Peter grinned, but of course she couldn’t see him. They were in the darkest of the shadows. She couldn’t see anything. But he had seen her, and she was the girl who had looked out the window—the one to whom he ought to have been singing his tenor solo. Well, he wouldn’t have minded. But instead here she was, trying to shake him. He gave her marks for courage, because if he had really been Spike Reilly, or the Jimmy whom the first girl was expecting, she was running a rather unpleasant risk. He said mildly,
“Do you mind telling me what you want?”
She stamped a bare foot.
“Mrs. Cresswell’s pearls—you’ve got them in your hand! If you don’t give them back at once, I shall scream.”
Peter certainly didn’t want her to scream. He rather fancied that this would have been the cue for Spike Reilly to take her by the throat. As he was not prepared to do this, he said with all the social charm he could muster,
“Oh, I shouldn’t do that.”
“Then give me the pearls—at once!”
“Pearls, are they? Well, well!”
“As if you didn’t know!” Her whisper was edged with contempt.
“Actually, I didn’t. Believe it or not, that haggard female just ran down the steps and shoved them at me, after which she ran away. And if you know what it’s all about, I don’t.”
“And you expect me to believe that?”
Peter shook his head.
“Oh, no—it’s a wicked, unbelieving world. Why, if anyone came along and found us here, do you suppose they would believe that you were doing a bit of private sleuthing? Oh, no, they would see you clasping me affectionately by the wrist, and like you they would immediately believe the worst.”
Her cold, tight grip relaxed, and then tightened again resolutel
y.
“What are you doing here if you didn’t come for the pearls?”
“You’ve no delicacy,” said Peter. “But if you want to know, I had an assignation.”
She gave a little angry laugh.
“Oh, yes—with Norah—to take the pearls!”
“Any good offering you my word of honour that I’ve never seen Norah before—didn’t know her name, and hadn’t any idea what it was she was pushing at me?”
She stamped again, really hard. It must have hurt. She said in that edged voice,
“Not the slightest. Give me the pearls!”
“All right, all right, don’t get excited.” He moved forward a step or two, stretched his right hand, and set the pearls dangling in a patch of moonlight.
Terry, discovering that she was holding the wrong wrist, let go of it and sprang back. They both looked at the pearls. She made a snatch and missed them, because a long arm shot up and held them, still dangling, out of reach.

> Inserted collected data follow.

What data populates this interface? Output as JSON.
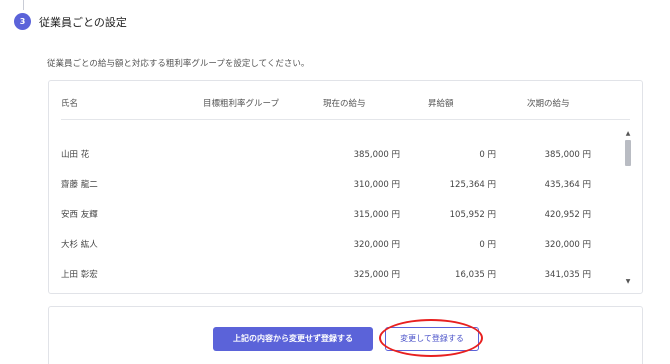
{
  "step": {
    "number": "3",
    "title": "従業員ごとの設定"
  },
  "description": "従業員ごとの給与額と対応する粗利率グループを設定してください。",
  "table": {
    "columns": {
      "name": "氏名",
      "group": "目標粗利率グループ",
      "current": "現在の給与",
      "raise": "昇給額",
      "next": "次期の給与"
    },
    "rows": [
      {
        "name": "山田 花",
        "current": "385,000 円",
        "raise": "0 円",
        "next": "385,000 円"
      },
      {
        "name": "齋藤 龍二",
        "current": "310,000 円",
        "raise": "125,364 円",
        "next": "435,364 円"
      },
      {
        "name": "安西 友輝",
        "current": "315,000 円",
        "raise": "105,952 円",
        "next": "420,952 円"
      },
      {
        "name": "大杉 紘人",
        "current": "320,000 円",
        "raise": "0 円",
        "next": "320,000 円"
      },
      {
        "name": "上田 彰宏",
        "current": "325,000 円",
        "raise": "16,035 円",
        "next": "341,035 円"
      }
    ]
  },
  "actions": {
    "register_without_change": "上記の内容から変更せず登録する",
    "register_with_change": "変更して登録する"
  },
  "colors": {
    "accent": "#5b63d9",
    "annotation": "#e8201f"
  }
}
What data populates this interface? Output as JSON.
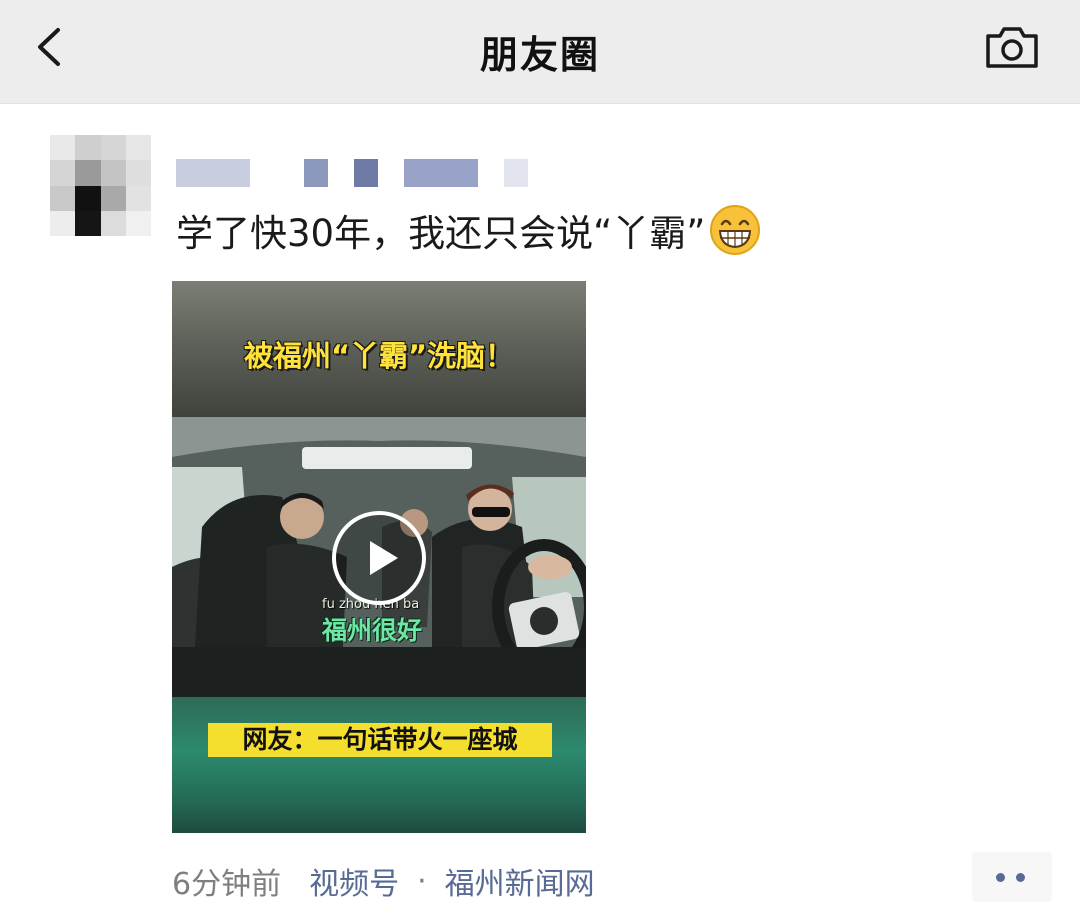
{
  "navbar": {
    "title": "朋友圈",
    "back_icon": "chevron-left-icon",
    "camera_icon": "camera-icon"
  },
  "post": {
    "text": "学了快30年，我还只会说“丫霸”",
    "emoji": "grinning-face-icon",
    "video": {
      "title_overlay": "被福州“丫霸”洗脑！",
      "subtitle_pinyin": "fu  zhou  hen  ba",
      "subtitle_text": "福州很好",
      "caption_overlay": "网友：一句话带火一座城",
      "play_icon": "play-icon"
    },
    "meta": {
      "time": "6分钟前",
      "channel": "视频号",
      "separator": "·",
      "source": "福州新闻网"
    },
    "more_icon": "more-dots-icon"
  },
  "colors": {
    "navbar_bg": "#ededed",
    "link": "#576b95",
    "meta_gray": "#7f7f7f",
    "overlay_yellow": "#ffe23a",
    "caption_yellow": "#f5df2e"
  }
}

She was out of the shadow now, and he could see her face. She looked young and angry, and her eyes were very bright. Her hair curled all over her head like a child’s. She had a soft round face and a soft red mouth. Peter Talbot felt a dangerous desire to pick her up and kiss her. He wondered what she would do if he did.
His hand came down and offered her the pearls politely on an open palm.
“Here you are. I’m not really a thief, you know. And if I were, there’s something I’d rather have than pearls.”
Terry had held his wrist, but she took care not to touch his hand. She picked up Emily Cresswell’s necklace, whisked round, and ran up the steps and into the house. Peter watched to see if she would shut the door, but she left it ajar.
He went back to his place, and wondered what was going to happen next.